Then things like allowing execution of arbitrary code in images, another case of MS fucking up in a truly astonishing way - how the hell do things like that end up as anything other than SF novel plot points in a large corporation that is supposed to be competantly managed?
Blame C, zero-terminated strings and strcpy(). That you can copy a string into a buffer that can't hold it with no sanity checking is a disaster waiting to happen. Same that you read beyond the buffer waiting forever for a terminating \0 that'll never happen. Because you don't have objects you don't have sanity checks, even with the "safe" versions you have to make sure to pass the same buffer size twice. No doubt there's code like this where you haven't defined the size through a constant:
char *dst[512]; // used to be 1024
strncopy( dst, src, 1024 ):
"High level" programming languages don't let you do that.

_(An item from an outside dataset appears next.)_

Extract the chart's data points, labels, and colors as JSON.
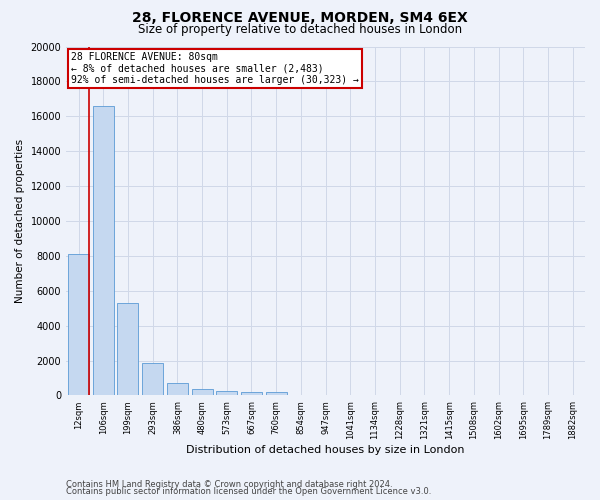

There's no way to read from a QFile to a QByteArray in Qt/C++ that can cause a buffer overflow. There's no way to read from "beyond the end" of a QByteArray unless you deliberately get the internal pointer and use that directly, all the functions are safe. The C model is that everything is really little boxes in memory that you can store bits and bytes in and the rest is interpretation. You can do stuff like this with no casts or converts:
int a = 5;
char *b = &a;
b = "abcd";
// value of a is now something entirely different
I know there's a very few low-level, high performance scenarios where this may be useful. But I'd say for >95% of developers, >95% of the time it's only an easy way to shoot yourself in the foot.